La frontera norte volvió a encender las alarmas. Campesinos de Chihuahua alzaron la voz contra la nueva Ley de Aguas impulsada desde el Congreso estatal, una reforma que, aseguran, abre la puerta al despojo, a la privatización encubierta y a un modelo que favorece a grandes empresas mientras deja en el abandono a quienes producen alimentos en una región marcada por la sequía.
Las protestas estallaron en distintos municipios del estado. Agricultores, ganaderos y productores de pequeña escala denunciaron que la ley fue aprobada sin consulta real y con un claro sesgo político. Acusan que el gobierno insiste en administrar el agua como si se tratara de un recurso infinito, cuando los ríos, presas y mantos acuíferos llevan años al límite. La nueva legislación, afirman, no protege a las comunidades rurales; las expone.
Los inconformes señalan que varios artículos permiten una mayor discrecionalidad para concesiones y redistribuciones, lo que, en un estado con historial de conflictos hídricos y favoritismos políticos, se interpreta como una amenaza directa. El recuerdo del conflicto por el agua de la presa La Boquilla sigue vivo: enfrentamientos, represión, criminalización y abandono institucional. Por eso, para los productores, esta ley no es un simple ajuste administrativo; es una señal de alerta.

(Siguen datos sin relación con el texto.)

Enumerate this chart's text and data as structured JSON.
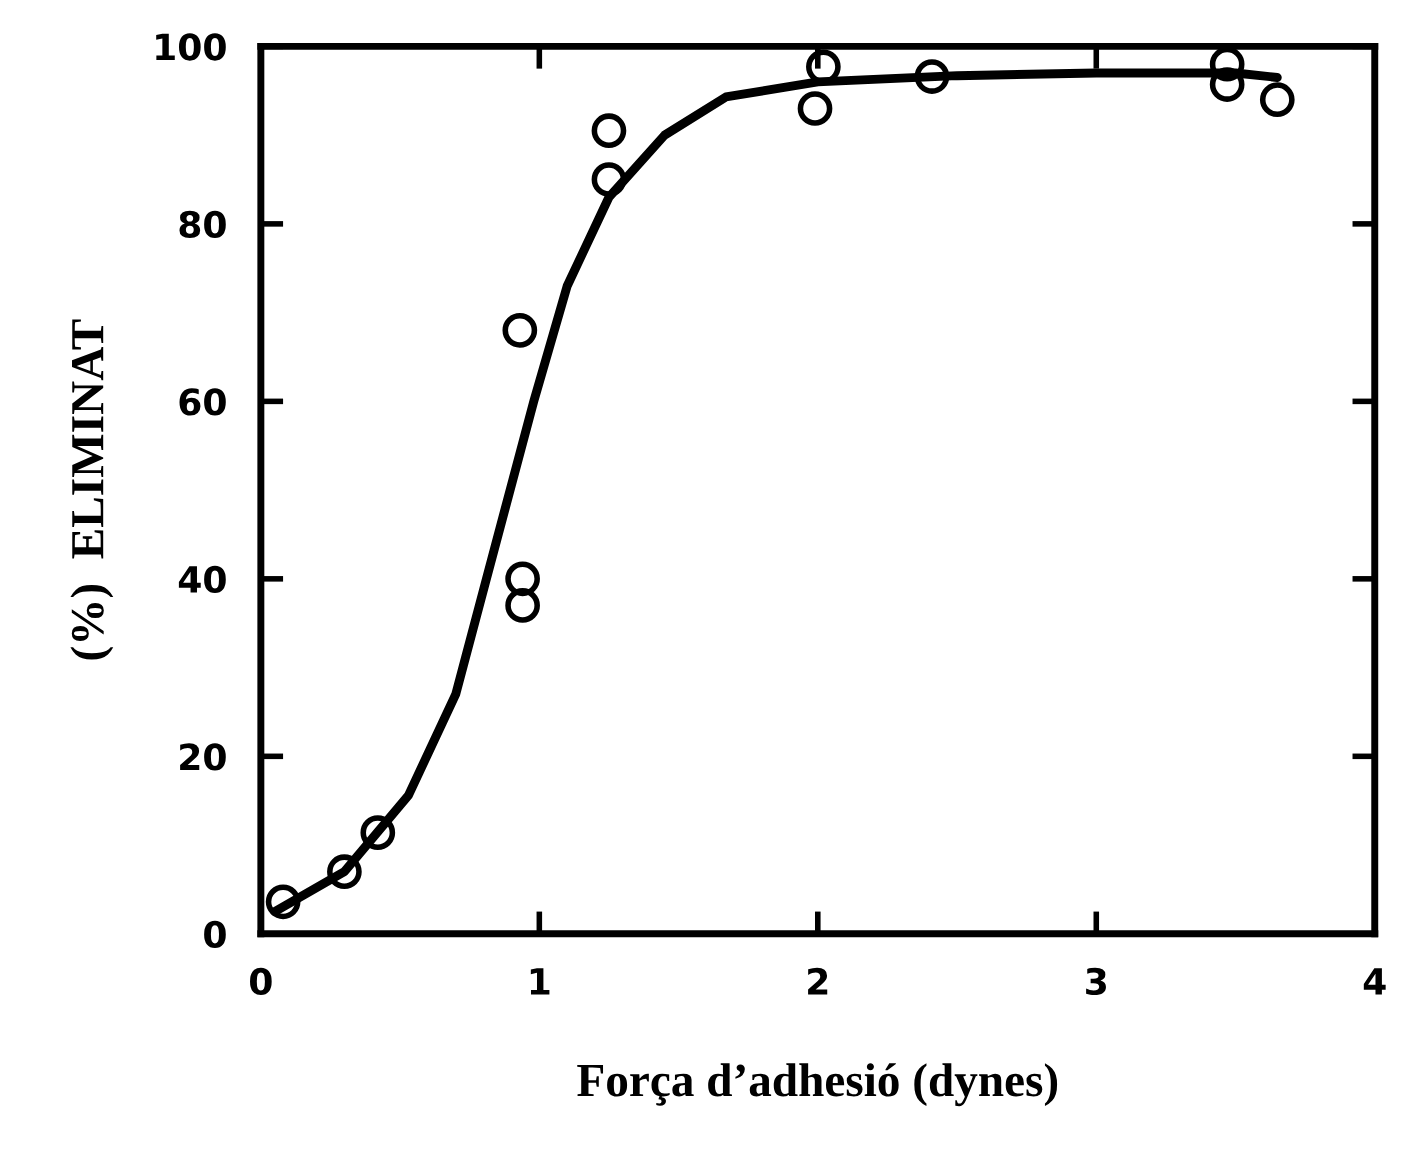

La molestia también surge por la narrativa oficial. Mientras el gobierno promete modernización y “orden”, los campesinos lo interpretan como un nuevo golpe a quienes viven de la tierra. Reclaman que ninguna reforma puede funcionar si no se atiende la sobreexplotación de acuíferos, el robo de agua, la falta de infraestructura y el creciente impacto del crimen organizado en zonas agrícolas.
En medio del conflicto, lo que sí queda claro es que la autoridad no ha sabido generar confianza. Una ley que debería construir certidumbre terminó por desatar sospechas, enojo y movilización social. Chihuahua enfrenta un escenario donde la disputa por el agua vuelve a exhibir la fragilidad del Estado, la distancia con el campo y la ceguera política ante una crisis hídrica que ya no admite simulaciones.
Lo que está en juego no es un trámite legislativo: es la supervivencia de miles de familias rurales y la estabilidad de la región. Si el gobierno insiste en avanzar sin escuchar, el conflicto puede escalar. Y cuando un estado golpeado por la sequía y la violencia pierde también la paz social, el costo lo paga todo México.